Court upholds ruling over esteemed university name
Expert suggests more action among institutions to shield intangible assets
Shanghai High People's Court recently upheld a lower court ruling on a trademark dispute revolving around a much-honored university name that stretches back over a century.
The wrangle between University of Shanghai for Science and Technology and leading Shanghai-based online educational service provider Hujiang Education Technologies Co Ltd, involved the use of the trademark Hujiang.
The original University of Shanghai, founded in 1906, was also known as Hujiang University until 1952 when it was dispersed into other institutions - including today's University of Shanghai for Science and Technology.
According to its submission, USST has long identified itself as having evolved from Hujiang. It said in its bylaws that its history is given as dating back to Hujiang University founded in 1906. USST said that on its gate hangs two plaques - one is USST, the other Hujiang.
The Hujiang alumni association, which was founded in 1985, was renamed the USST alumni association in 2011. The association still publishes the Hujiang Alumni News, which goes out to the school's staff and alumni.
By contrast, the internet company was founded in 2009 and renamed Hujiang EdTech in 2016. Its founder, Fu Cairui, studied at a foreign language school in USST from 1998 to 2005. He told Chinese media that his company's name came from Hujiang University, showing his esteem towards his alma mater.
Fu had applied for a series of trademarks related to Hujiang since 2006, which were granted from 2010 to 2015.

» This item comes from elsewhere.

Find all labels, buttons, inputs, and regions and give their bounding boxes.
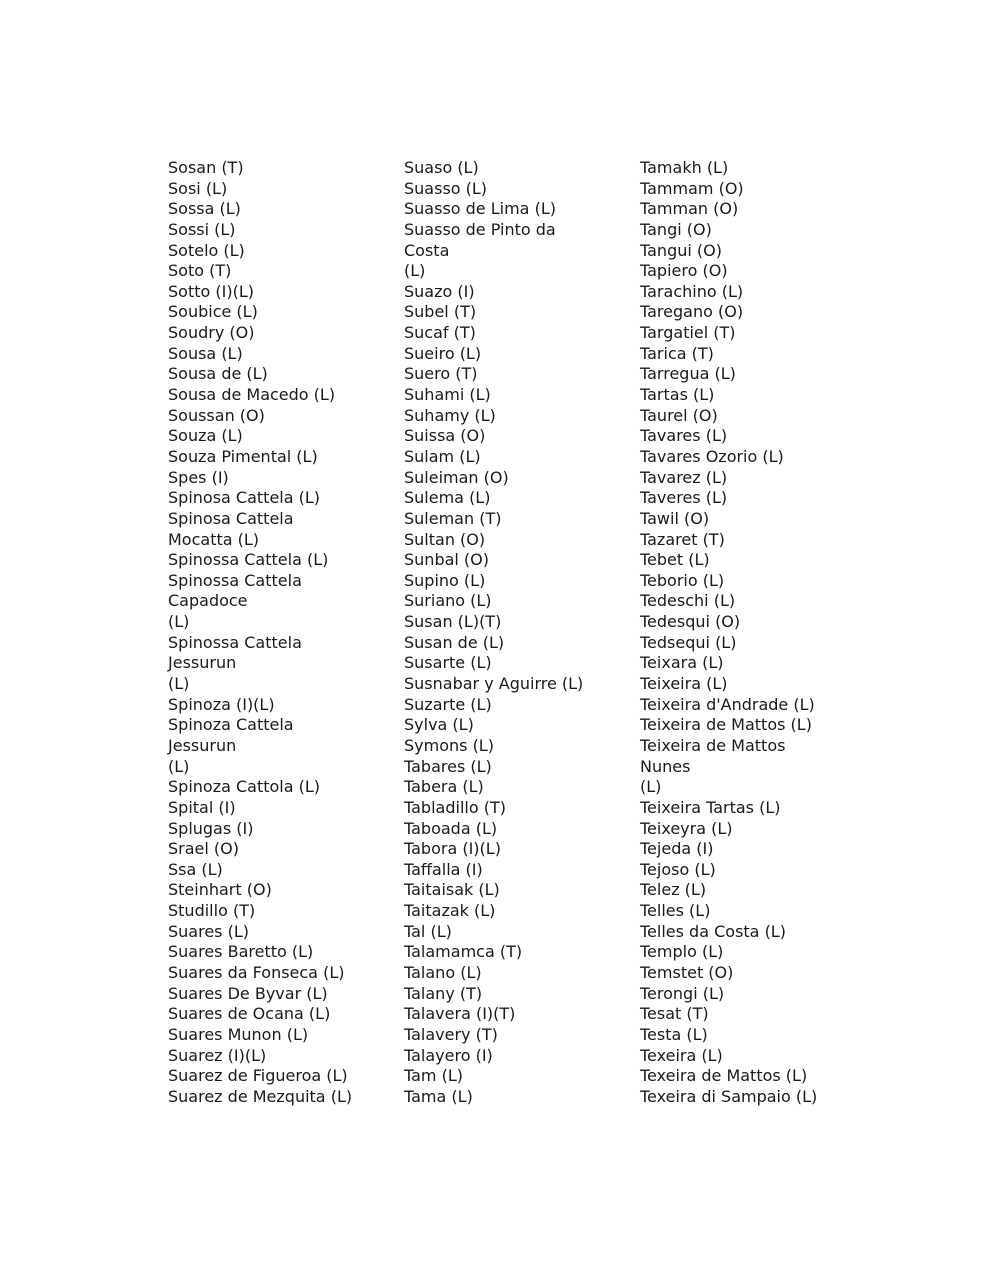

Evidence presented to the court showed that the company spent about 300 million yuan ($47 million) in advertising to promote its business in the name of Hujiang from April 2014 to July 2016.
USST filed a complaint against the company with the Shanghai Intellectual Property Court in 2016, claiming the latter infringed its unregistered yet well-known trademark which constituted unfair competition.
The Shanghai IP court ruled in August 2017 that the company was involved in unfair competition over false advertising, but there was no trademark infringement.
Both parties disputed the decision and lodged an appeal with the high court, which heard the case in January and ruled on the matter on April 18.
The judges said the key issues in the case were whether Hujiang was an unregistered, well-known trademark, whether using Hujiang as a business mark constituted unauthorized use of another business name, and whether the Hujiang company was involved in deceptive advertising.
The court found that USST uses Hujiang as a logo on its campus events and alumni publication.
Its foreign language training center, named after Hujiang, meets the needs of USST students, as well as a number of outside trainees. However the court found that with less than 1,000 trainees having gone through its doors in over three years, the center had not establish a high-level market reputation.
Therefore Hujiang could not be considered as unregistered well-known trademark, according to the court.
In addition, the court said that although Hujiang University and USST had certain historical connections, and USST has continued to use Hujiang in its name board, and in previous alumni association and departments' names, the school had no rights to Hujiang as a business logo.
The two parties in the case are both involved in the education industry and face competition from each other, the judges said.
The court found that the internet-based company had linked itself to Hujiang University, which had a misleading effect on the public by suggesting the two were affiliated. This constituted false advertising, the court said.
Ning Lizhi, head of the IP and competition law research institute at Wuhan University, told China Intellectual Property News that a higher learning institution's name, as a key intangible asset, has huge commercial value. He suggested universities and colleges protect their interests by making full use of the current legal framework.